There can be clues that an award might be a vanity award:

  • If the award is called the ‘Australian’ award but is not backed by a national professional association.
  • If the category says it is the ‘Top 200’, but the market is not defined.
  • If the designation is ‘Best’, but the field is narrowly drawn or limited to paying nominees.

Any marketing designed to demonstrate expert accreditation, or a level of professional ranking, should inform consumers if the business has nominated itself for the award, paid (directly or indirectly) to participate in the award or award ceremony and define the class or group of finalists in the award category.

For example, a statement that “It is an honor to be considered in the top 10 in Australia” is completely misleading and could not possibly be seen as ‘puffery’ where:

  • the award program is run by a magazine (not an industry association);
  • the award nominees are not competing with a reasonable sample of other recognised professionals in the class of persons who practice the art or skill; and
  • none of that information is ever made clear to the consumer.

Further, it is misleading if an award nominee does not disclose that the nomination was made via a self-completed form, or by the nominee’s business or marketing consultant, that the nominee’s business paid to participate or contributes to the promoter of the awards (through advertising, providing content or purchasing a table at an event).

It is also illegal to provide and promote a testimonial that is ‘fake’.  There is a very fine line between marketing that promotes winning or being a finalist for a ‘vanity award’ and a fake testimonial.  For example, a testimonial is not true if a colleague likes, reposts or promotes a report of a nomination on social media and claims the nomination “is proof” that a service provider is amongst the best in a national class.  This type of structured cross promotion is false advertising.

What Next?

More needs to be done by the ACCC to educate consumers about the tools used by self-promoters to win work and compete in markets for professional services.  The issues, which have existed for some time for products and in high volume and everyday service sectors, are now prevalent in the professional services market.  The tools used by the typical self-promoter are easy for competitors to spot but are nearly always missed by consumers and it is very hard to assess the damage they cause.

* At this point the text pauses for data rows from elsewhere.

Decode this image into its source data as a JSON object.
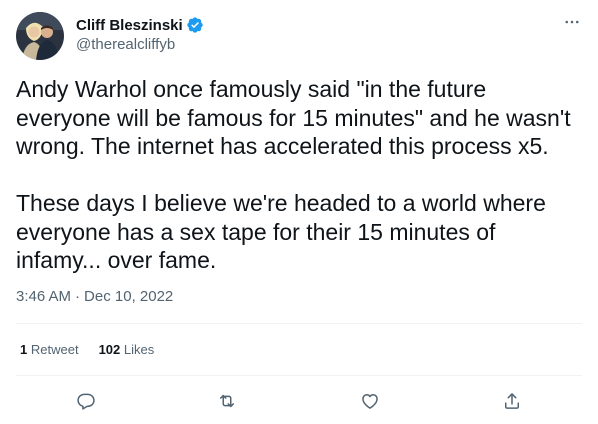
{
  "author": {
    "display_name": "Cliff Bleszinski",
    "handle": "@therealcliffyb",
    "verified": true
  },
  "tweet": {
    "text": "Andy Warhol once famously said \"in the future everyone will be famous for 15 minutes\" and he wasn't wrong. The internet has accelerated this process x5.\n\nThese days I believe we're headed to a world where everyone has a sex tape for their 15 minutes of infamy... over fame.",
    "time": "3:46 AM",
    "separator": "·",
    "date": "Dec 10, 2022"
  },
  "stats": {
    "retweets_count": "1",
    "retweets_label": "Retweet",
    "likes_count": "102",
    "likes_label": "Likes"
  },
  "icons": {
    "more": "more-horizontal-icon",
    "reply": "reply-icon",
    "retweet": "retweet-icon",
    "like": "like-icon",
    "share": "share-icon",
    "verified": "verified-badge-icon"
  },
  "colors": {
    "text": "#0f1419",
    "secondary": "#536471",
    "verified": "#1d9bf0",
    "divider": "#eff3f4"
  }
}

Where a business has paid for an award package so they can gain the appearance of a legitimate accolade, care needs to be taken to ensure consumers are appropriately informed regarding the truth of the award.  Paid participation must be disclosed.  Similarly, comparative advertising must be undertaken on an accurate ‘like for like’ basis, defining the basis for a class of service (or service provider) being compared.  This is because the award or comparison between service providers can give the impression that the business is highly regarded, and a reasonable person would believe it had been independently judged against competitors using credible criteria.